“We can tell you what we want, what we really really want”: Social care, SMEs, and digital technology

Written by Sara Dunn, Owner and MD at Sara Dunn Associates Ltd

“Why can’t social care ‘get’ digital?” I often hear this question, in one way or another, frequently accompanied by a degree of exasperation from the questioner. And I always think, to borrow from Christine Asbury’s excellent DL blog a few weeks ago, that the questioner is looking through the wrong end of the telescope. Because social care does get digital, it is just that, very often, digital does not get social care.

For the last three years I have been evaluating a small-scale Department of Health funded project called Connecting Care. Delivered by technology advice charity Lasa, the aim was to provide 40 small charities in the adult social care sector with strategic ICT support to help them make the best use of digital technology, for their organisation, their staff, and the people using their services.

One of the clear themes that emerged was how impossibly difficult it is for these organisations to get the support they need to make digital work for them. The care employers I spoke to were all aware that they were behind the curve when it came to the uptake of digital technologies – many of them were deeply worried by it – but they simply did not know how to tackle the problem. Typical stories involved so-called ‘impartial’ tech advice geared to solutions that suited the supplier not the care organisation, well-meaning ‘help’ from “husbands and brothers who usually make things worse”, volunteer IT support workers taking a whole day to connect a new printer and crashing the network in the process. This is the everyday reality of small social care charities, who usually have no in-house IT expertise at either operational or strategic level.

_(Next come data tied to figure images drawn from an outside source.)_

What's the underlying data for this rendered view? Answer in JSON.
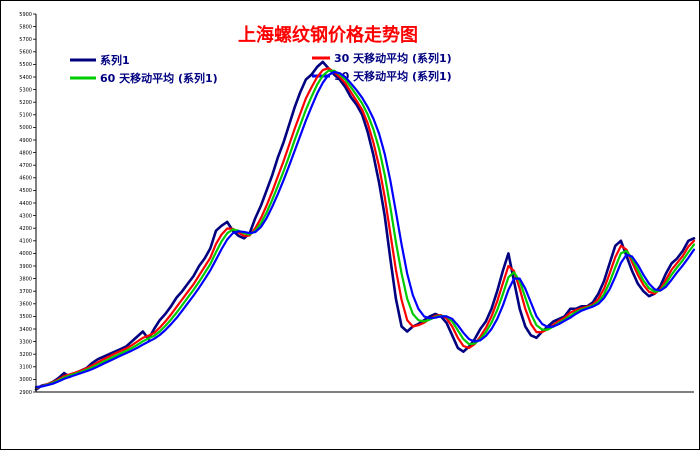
{
  "chart_data": {
    "type": "line",
    "title": "上海螺纹钢价格走势图",
    "xlabel": "",
    "ylabel": "",
    "ylim": [
      2900,
      5900
    ],
    "yticks": [
      2900,
      3000,
      3100,
      3200,
      3300,
      3400,
      3500,
      3600,
      3700,
      3800,
      3900,
      4000,
      4100,
      4200,
      4300,
      4400,
      4500,
      4600,
      4700,
      4800,
      4900,
      5000,
      5100,
      5200,
      5300,
      5400,
      5500,
      5600,
      5700,
      5800,
      5900
    ],
    "x_categories": [],
    "grid": false,
    "legend_placement": "top",
    "series": [
      {
        "name": "系列1",
        "color": "#000080",
        "values": [
          2920,
          2950,
          2960,
          2980,
          3010,
          3050,
          3020,
          3050,
          3070,
          3090,
          3130,
          3160,
          3180,
          3200,
          3220,
          3240,
          3260,
          3300,
          3340,
          3380,
          3320,
          3400,
          3470,
          3520,
          3580,
          3650,
          3700,
          3760,
          3820,
          3900,
          3960,
          4040,
          4180,
          4220,
          4250,
          4180,
          4140,
          4120,
          4160,
          4280,
          4380,
          4500,
          4620,
          4760,
          4880,
          5020,
          5160,
          5280,
          5380,
          5420,
          5480,
          5520,
          5470,
          5420,
          5380,
          5320,
          5240,
          5180,
          5100,
          4960,
          4780,
          4560,
          4300,
          3960,
          3640,
          3420,
          3380,
          3420,
          3440,
          3470,
          3500,
          3520,
          3500,
          3450,
          3350,
          3250,
          3220,
          3260,
          3320,
          3400,
          3460,
          3560,
          3700,
          3860,
          4000,
          3780,
          3560,
          3420,
          3350,
          3330,
          3380,
          3420,
          3460,
          3480,
          3500,
          3560,
          3560,
          3580,
          3580,
          3610,
          3680,
          3780,
          3920,
          4060,
          4100,
          3980,
          3860,
          3760,
          3700,
          3660,
          3680,
          3740,
          3840,
          3920,
          3960,
          4020,
          4100,
          4120
        ]
      },
      {
        "name": "30 天移动平均 (系列1)",
        "color": "#ff0000",
        "values": [
          2930,
          2948,
          2962,
          2978,
          3000,
          3028,
          3040,
          3055,
          3070,
          3088,
          3110,
          3135,
          3160,
          3182,
          3205,
          3225,
          3245,
          3270,
          3300,
          3330,
          3348,
          3368,
          3410,
          3460,
          3515,
          3575,
          3635,
          3695,
          3755,
          3825,
          3895,
          3965,
          4075,
          4150,
          4198,
          4195,
          4165,
          4140,
          4142,
          4200,
          4280,
          4380,
          4490,
          4610,
          4730,
          4860,
          4990,
          5110,
          5230,
          5320,
          5400,
          5455,
          5470,
          5440,
          5400,
          5350,
          5280,
          5210,
          5140,
          5030,
          4880,
          4690,
          4450,
          4160,
          3870,
          3630,
          3470,
          3420,
          3430,
          3450,
          3480,
          3505,
          3510,
          3485,
          3420,
          3330,
          3265,
          3250,
          3280,
          3340,
          3410,
          3500,
          3620,
          3760,
          3900,
          3860,
          3720,
          3560,
          3440,
          3375,
          3375,
          3400,
          3435,
          3465,
          3490,
          3530,
          3550,
          3565,
          3578,
          3595,
          3640,
          3720,
          3840,
          3970,
          4060,
          4030,
          3930,
          3830,
          3750,
          3695,
          3680,
          3715,
          3790,
          3870,
          3925,
          3980,
          4055,
          4100
        ]
      },
      {
        "name": "60 天移动平均 (系列1)",
        "color": "#00cc00",
        "values": [
          2935,
          2945,
          2958,
          2972,
          2992,
          3015,
          3030,
          3045,
          3060,
          3076,
          3095,
          3118,
          3140,
          3162,
          3184,
          3205,
          3226,
          3248,
          3274,
          3302,
          3325,
          3345,
          3380,
          3425,
          3475,
          3530,
          3590,
          3650,
          3710,
          3775,
          3845,
          3915,
          4010,
          4095,
          4160,
          4190,
          4180,
          4160,
          4150,
          4180,
          4240,
          4325,
          4425,
          4535,
          4650,
          4770,
          4900,
          5020,
          5140,
          5245,
          5340,
          5410,
          5450,
          5450,
          5420,
          5380,
          5320,
          5255,
          5190,
          5100,
          4985,
          4830,
          4625,
          4370,
          4090,
          3840,
          3640,
          3520,
          3470,
          3460,
          3475,
          3495,
          3505,
          3500,
          3460,
          3390,
          3320,
          3280,
          3285,
          3320,
          3375,
          3450,
          3550,
          3675,
          3810,
          3850,
          3780,
          3650,
          3520,
          3430,
          3395,
          3395,
          3420,
          3450,
          3475,
          3505,
          3535,
          3555,
          3570,
          3585,
          3615,
          3675,
          3770,
          3890,
          4000,
          4020,
          3960,
          3870,
          3785,
          3725,
          3695,
          3705,
          3760,
          3830,
          3890,
          3945,
          4010,
          4070
        ]
      },
      {
        "name": "90 天移动平均 (系列1)",
        "color": "#0000ff",
        "values": [
          2940,
          2944,
          2954,
          2966,
          2984,
          3004,
          3020,
          3035,
          3050,
          3065,
          3082,
          3102,
          3124,
          3145,
          3166,
          3187,
          3208,
          3228,
          3250,
          3276,
          3300,
          3322,
          3352,
          3392,
          3438,
          3488,
          3545,
          3605,
          3665,
          3728,
          3795,
          3865,
          3950,
          4035,
          4110,
          4160,
          4175,
          4170,
          4160,
          4170,
          4210,
          4280,
          4370,
          4470,
          4580,
          4695,
          4815,
          4935,
          5055,
          5165,
          5270,
          5355,
          5415,
          5440,
          5430,
          5400,
          5350,
          5295,
          5235,
          5160,
          5070,
          4950,
          4790,
          4580,
          4330,
          4070,
          3840,
          3670,
          3560,
          3500,
          3485,
          3490,
          3500,
          3500,
          3480,
          3430,
          3370,
          3320,
          3300,
          3310,
          3345,
          3400,
          3480,
          3585,
          3710,
          3800,
          3800,
          3720,
          3610,
          3500,
          3440,
          3415,
          3420,
          3440,
          3465,
          3490,
          3520,
          3545,
          3562,
          3578,
          3600,
          3645,
          3715,
          3815,
          3925,
          3990,
          3975,
          3910,
          3830,
          3760,
          3715,
          3705,
          3735,
          3790,
          3850,
          3905,
          3965,
          4030
        ]
      }
    ]
  }
}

What the Connecting Care participants welcomed with open arms was the Lasa team’s offer of expert, impartial advice, tailored to their organisation, and grounded in an understanding of the priorities, values – and constraints – of voluntary sector social care. Judging by what my informants said, this is as rare as hen’s teeth.

Another striking finding was the enthusiasm with which care staff – sometimes portrayed as mass technophobes – embraced the use of mainstream digital devices… when they can be shown to deliver real benefits to the people they support. Lasa ran ‘show and tell’ sessions for care workers, activity co-ordinators, support staff and volunteers, most of whom were not confident about ‘computers’ (but of course many of whom use smartphones in their personal lives). The sessions focused on the many ways that tablets can be used to support people needing care and support, whether it be for communication, reminiscence, specialist medical apps, or just getting news on demand. One social care employer talked of a previously techno-sceptic care manager who left one of these sessions with a tablet on her shopping list.

So, it would seem that in order to ‘get digital’, social care wants free or low-cost, impartial advice about technology, and help to use that technology for the benefit of people needing care and support. If the digital technology industry can’t provide that, the shortcoming lies with the industry, not with social care.